Question

A loan processing office receives 4 loan requests every hour. The office has 2 departments. It takes the first department on average 20 minutes to do a preliminary check on the requests and 20% are rejected directly without going into the second department. The remaining 80% go into the second department and take 60 minutes per request and then either an acceptance or rejection letter is sent to the client. On average how many requests are in the first department (including those who are waiting)

Answer 1

On average how many requests are in the first department (including those who are waiting) is 1.32.

Explanation:

In this case, use the Little's law of queuing theory.

The Little's law states that the average number of customers in a fixed system (L) is equal to the average effective arrival rate (λ) multiplied by the average time a customer spends in the system (W).

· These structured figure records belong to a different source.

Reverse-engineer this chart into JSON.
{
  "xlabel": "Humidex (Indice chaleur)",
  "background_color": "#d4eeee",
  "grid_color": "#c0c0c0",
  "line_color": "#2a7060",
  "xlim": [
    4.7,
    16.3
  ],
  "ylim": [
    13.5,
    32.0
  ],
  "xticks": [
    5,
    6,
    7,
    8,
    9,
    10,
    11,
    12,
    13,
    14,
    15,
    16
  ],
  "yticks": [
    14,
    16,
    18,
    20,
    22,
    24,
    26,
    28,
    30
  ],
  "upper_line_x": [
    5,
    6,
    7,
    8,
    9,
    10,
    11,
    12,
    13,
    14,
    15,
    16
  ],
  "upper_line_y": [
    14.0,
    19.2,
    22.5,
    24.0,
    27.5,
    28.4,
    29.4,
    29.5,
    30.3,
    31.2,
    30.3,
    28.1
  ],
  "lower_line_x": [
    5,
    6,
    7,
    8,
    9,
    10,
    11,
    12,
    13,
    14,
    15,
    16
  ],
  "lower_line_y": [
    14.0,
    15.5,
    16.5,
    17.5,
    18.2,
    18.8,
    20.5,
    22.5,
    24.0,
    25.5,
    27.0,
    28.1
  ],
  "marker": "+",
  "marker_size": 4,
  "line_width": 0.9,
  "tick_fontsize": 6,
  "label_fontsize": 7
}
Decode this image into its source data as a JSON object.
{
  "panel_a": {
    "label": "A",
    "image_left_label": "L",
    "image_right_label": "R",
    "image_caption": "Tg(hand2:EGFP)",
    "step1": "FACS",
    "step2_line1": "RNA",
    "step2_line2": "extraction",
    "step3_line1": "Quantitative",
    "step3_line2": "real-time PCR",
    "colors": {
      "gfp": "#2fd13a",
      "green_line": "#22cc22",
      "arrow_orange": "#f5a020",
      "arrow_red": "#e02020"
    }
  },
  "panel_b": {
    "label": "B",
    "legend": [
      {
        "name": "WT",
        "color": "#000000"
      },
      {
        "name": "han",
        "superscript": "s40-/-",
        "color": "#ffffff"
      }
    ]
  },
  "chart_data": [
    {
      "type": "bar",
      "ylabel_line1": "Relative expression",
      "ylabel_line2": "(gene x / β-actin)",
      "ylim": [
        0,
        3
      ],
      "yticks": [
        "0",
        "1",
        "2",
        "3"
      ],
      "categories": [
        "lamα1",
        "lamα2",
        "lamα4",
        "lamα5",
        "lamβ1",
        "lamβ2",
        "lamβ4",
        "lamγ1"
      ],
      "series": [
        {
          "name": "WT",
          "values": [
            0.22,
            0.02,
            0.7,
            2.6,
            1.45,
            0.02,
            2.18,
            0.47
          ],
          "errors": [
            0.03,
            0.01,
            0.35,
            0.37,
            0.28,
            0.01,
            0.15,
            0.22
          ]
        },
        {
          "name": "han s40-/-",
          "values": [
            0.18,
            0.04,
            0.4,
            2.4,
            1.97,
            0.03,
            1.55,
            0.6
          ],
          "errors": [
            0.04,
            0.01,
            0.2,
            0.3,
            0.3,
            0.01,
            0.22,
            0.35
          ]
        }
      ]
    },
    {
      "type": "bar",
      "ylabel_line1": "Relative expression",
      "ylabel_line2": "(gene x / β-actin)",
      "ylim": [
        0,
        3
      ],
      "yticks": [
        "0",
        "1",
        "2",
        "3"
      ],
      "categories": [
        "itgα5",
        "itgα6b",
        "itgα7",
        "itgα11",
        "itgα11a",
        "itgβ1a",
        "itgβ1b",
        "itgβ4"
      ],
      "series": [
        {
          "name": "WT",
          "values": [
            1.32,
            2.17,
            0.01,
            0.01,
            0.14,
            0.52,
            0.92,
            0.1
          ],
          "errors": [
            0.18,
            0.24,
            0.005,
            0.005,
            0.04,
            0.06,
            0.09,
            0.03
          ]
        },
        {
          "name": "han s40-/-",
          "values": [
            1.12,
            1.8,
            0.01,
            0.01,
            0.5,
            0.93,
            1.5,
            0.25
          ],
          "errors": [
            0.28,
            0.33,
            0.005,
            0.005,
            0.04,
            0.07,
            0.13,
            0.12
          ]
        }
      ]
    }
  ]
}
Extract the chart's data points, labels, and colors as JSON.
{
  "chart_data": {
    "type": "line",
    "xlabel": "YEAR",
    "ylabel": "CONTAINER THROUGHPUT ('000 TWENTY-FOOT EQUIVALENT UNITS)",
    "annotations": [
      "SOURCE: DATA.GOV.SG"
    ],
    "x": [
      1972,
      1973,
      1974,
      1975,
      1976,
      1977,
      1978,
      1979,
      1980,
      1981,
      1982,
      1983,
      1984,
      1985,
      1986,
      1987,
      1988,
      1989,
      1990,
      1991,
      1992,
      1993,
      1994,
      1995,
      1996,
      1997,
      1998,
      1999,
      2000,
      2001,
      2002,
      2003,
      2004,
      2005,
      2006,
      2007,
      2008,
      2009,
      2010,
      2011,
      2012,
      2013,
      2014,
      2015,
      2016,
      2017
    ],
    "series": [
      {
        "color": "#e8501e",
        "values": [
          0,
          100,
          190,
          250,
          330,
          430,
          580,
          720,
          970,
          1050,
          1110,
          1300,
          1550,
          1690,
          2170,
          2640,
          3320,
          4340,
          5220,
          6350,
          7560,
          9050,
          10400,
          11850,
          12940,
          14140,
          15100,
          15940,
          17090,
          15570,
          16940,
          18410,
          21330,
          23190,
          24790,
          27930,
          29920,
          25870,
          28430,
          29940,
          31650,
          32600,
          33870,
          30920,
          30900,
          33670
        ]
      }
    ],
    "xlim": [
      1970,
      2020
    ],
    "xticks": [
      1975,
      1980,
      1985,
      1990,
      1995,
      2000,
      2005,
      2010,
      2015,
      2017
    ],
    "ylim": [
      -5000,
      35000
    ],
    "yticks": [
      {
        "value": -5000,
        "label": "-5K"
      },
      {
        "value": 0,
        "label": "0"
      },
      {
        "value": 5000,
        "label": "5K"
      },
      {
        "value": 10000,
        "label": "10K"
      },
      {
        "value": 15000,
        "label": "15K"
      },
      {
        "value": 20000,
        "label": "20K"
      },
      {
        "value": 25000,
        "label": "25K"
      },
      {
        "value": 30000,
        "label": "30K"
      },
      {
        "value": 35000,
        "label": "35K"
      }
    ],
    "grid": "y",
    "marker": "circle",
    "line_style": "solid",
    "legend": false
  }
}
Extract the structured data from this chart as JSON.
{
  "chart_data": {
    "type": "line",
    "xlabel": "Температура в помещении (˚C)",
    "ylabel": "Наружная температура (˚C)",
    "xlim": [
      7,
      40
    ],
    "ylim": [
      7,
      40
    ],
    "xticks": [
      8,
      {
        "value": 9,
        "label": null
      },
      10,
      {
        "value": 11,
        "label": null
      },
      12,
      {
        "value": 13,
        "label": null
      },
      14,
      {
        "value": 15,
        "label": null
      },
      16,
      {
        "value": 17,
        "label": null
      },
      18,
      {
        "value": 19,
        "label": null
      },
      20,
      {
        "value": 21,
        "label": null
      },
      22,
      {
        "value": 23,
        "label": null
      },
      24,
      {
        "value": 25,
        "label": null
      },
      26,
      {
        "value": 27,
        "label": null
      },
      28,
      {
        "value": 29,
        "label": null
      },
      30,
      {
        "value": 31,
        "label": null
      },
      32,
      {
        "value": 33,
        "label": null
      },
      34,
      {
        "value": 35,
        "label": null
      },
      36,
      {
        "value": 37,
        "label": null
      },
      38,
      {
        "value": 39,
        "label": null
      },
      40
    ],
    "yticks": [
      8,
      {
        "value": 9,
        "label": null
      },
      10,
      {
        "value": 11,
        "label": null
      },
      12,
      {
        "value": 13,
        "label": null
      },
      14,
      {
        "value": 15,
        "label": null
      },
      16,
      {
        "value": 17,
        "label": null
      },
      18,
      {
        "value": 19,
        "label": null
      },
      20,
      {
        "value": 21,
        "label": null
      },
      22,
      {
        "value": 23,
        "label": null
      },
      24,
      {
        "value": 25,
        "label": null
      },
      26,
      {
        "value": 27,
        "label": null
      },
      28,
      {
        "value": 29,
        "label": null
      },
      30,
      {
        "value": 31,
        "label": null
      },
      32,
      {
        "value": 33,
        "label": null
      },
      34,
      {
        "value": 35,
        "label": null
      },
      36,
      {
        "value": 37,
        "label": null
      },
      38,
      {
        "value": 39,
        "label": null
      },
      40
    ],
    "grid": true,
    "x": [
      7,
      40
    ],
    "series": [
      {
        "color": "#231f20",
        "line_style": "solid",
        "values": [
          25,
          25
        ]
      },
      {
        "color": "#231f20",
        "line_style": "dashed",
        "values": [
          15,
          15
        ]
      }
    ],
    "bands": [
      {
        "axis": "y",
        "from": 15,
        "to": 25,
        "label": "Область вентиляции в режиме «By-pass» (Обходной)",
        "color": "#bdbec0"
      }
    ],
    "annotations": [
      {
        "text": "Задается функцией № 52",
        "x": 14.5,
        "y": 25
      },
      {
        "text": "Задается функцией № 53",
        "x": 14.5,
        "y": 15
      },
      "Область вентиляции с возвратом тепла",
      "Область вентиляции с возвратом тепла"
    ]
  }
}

The number of requests per hour in the 1st department is, λ₁ = 4.

It is provided that 20% are rejected directly by the 1st department without going into the 2nd department.

Then the number of requests per hour is, λ₂ =
`4* 80\%=4*0.80=3.2`

The average time a customer spends in the 1st department,

W₁ = 20 minutes = 0.33 hours.

The average time a customer spends in the 1st department,

W₂ = 60 minutes = 1 hour

On average how many requests are in the first department (including those who are waiting) is:

L = λ₁ × W₁

= 4 × 0.33

= 1.32

Thus, on average how many requests are in the first department (including those who are waiting) is 1.32.